If you prefer to discuss this in a synchronous matter, let me know, and we’ll schedule a meeting :)
#9 Updated by intrigeri 2020-02-23 17:13:24
For this week’s meeting:
groente & intrigeri half-sadly agree we should ditch the hacker option.
intrigeri will ask ProfitBricks if they can provide what we need; if they can, we’ll discuss on -summit@ if we want that (mostly a political decision), keeping this in mind: what happens if they suddenly pull the plug?
#18 Updated by intrigeri 2020-03-10 16:09:15
- Description updated
- Status changed from Confirmed to In Progress
- Target version changed from 2020 to Tails_4.6
I’d like to see if HPE answers us within a month from now. If they don’t, IMO we should proceed with the next steps towards the “Bare metal server dedicated to CI” option.
#20 Updated by intrigeri 2020-04-14 15:23:46
- Assignee changed from intrigeri to groente
> I’d like to see if HPE answers us within a month from now. If they don’t, IMO we should proceed with the next steps towards the “Bare metal server dedicated to CI” option.

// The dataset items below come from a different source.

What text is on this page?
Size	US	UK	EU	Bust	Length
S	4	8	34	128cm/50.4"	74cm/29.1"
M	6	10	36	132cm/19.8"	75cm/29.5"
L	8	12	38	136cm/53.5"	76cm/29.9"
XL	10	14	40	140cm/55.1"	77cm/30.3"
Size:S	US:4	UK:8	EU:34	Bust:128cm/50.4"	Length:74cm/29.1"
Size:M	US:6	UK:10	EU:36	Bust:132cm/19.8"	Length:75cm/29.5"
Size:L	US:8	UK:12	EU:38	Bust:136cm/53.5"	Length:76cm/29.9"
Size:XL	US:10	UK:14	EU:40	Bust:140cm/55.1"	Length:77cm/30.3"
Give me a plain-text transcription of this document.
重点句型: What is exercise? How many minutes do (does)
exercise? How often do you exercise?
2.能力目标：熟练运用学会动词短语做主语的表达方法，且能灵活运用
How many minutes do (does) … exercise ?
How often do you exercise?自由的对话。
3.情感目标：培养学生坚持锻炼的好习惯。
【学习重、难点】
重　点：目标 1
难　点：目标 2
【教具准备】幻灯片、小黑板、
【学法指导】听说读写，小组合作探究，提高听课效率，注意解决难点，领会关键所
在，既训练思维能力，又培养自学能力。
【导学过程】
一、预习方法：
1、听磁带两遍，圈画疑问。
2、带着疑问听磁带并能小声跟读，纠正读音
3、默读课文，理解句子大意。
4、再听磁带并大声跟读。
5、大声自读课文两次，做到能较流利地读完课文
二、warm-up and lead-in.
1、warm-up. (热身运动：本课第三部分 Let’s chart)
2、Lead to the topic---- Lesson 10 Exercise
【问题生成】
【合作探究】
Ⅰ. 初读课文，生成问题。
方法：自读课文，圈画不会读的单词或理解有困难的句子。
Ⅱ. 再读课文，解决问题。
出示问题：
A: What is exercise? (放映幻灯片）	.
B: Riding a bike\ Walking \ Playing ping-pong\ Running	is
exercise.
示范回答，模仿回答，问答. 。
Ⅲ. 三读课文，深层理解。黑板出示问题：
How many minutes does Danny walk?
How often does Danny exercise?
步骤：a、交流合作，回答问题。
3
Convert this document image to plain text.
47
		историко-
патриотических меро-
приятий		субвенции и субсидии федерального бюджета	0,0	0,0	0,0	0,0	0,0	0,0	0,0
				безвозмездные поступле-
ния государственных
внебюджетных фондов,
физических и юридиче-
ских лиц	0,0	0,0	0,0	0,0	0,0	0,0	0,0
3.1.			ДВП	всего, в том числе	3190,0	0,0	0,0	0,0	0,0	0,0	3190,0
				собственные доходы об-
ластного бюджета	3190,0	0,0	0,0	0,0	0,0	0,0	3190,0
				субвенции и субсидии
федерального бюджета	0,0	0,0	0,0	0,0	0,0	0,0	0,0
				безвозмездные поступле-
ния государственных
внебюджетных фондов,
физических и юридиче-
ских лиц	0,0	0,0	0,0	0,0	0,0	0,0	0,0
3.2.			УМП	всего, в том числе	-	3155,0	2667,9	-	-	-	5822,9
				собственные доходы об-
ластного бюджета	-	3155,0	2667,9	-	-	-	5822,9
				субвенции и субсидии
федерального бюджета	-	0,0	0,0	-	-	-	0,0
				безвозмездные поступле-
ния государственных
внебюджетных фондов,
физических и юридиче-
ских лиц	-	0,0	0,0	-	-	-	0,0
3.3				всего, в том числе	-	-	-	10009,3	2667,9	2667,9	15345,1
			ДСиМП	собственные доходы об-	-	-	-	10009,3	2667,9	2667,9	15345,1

A month has passed and given the economic context, I strongly doubt HPE will be in the mood to sponsor hardware for us ⇒ I’m all for investigating further our other options, starting with https://tails.boum.org/blueprint/hardware_for_automated_tests_take3/#gamer-option
I’ve completed the part that I wanted to do and groente took the lead on this new proposal (gamer option), so I’m reassigning accordingly.
The “Target version” was set for the work I just completed, so feel free to set it to whatever works for you.
At first glance, I find the gamer option very, very attractive!
To confirm it would suit our needs, besides the base clock numbers I can see already, I’d love to see benchmarks, for example comparing it to:
- 4 × Intel E-2134 (the one we got to benchmark the hacker option
- 4 × Xeon Gold 5222 (datacenter-grade hardware
Ideally, such benchmarks would include both single-threaded and multi-threaded performance info: some of our workload is bound to 1 single core, while some takes advantage of multiple CPUs.
#21 Updated by intrigeri 2020-04-25 12:00:09
- File benchmarks.ods added
tl;dr: my main worry is solved and there’s no need to block on it anymore :)
> To confirm it would suit our needs, besides the base clock numbers I can see already, I’d love to see benchmarks, for example comparing it to:
> * 4 × Intel E-2134 (the one we got to benchmark the hacker option
> * 4 × Xeon Gold 5222 (datacenter-grade hardware
Done! What I saw suggests that 1 × Ryzen TR 3960X should perform:
- similarly to ant01’s E-2134, for single-threaded workloads (per-CPU performance is the bottleneck for a fair bit of the latency of 1 given CI job)
- probably better than 4 × E-2134, aka. the hacker option, for multi-threaded workloads, which matters for:
- throughput of our CI as a whole (multiple jobs running at a time)
- some parts of our CI jobs use multiple cores
Awesome :) Of course, one should take such benchmark results with a grain of salt, and only real-world testing will tell.
For the curious, I’m attaching the raw data.
Another requirement I just thought about: nested KVM virtualization.
While I hope we can get rid of one layer of virtualization at some point, we’re not there yet, so in order to immediately benefit from this new machine, without blocking on lots of significant amounts of dev work, it needs to support nested KVM virtualization.
I’ve found signs on the web that suggests nested virt works on Ryzen TR 3960X for vmware, but did not find reports about KVM, so I guess we can only try ourselves.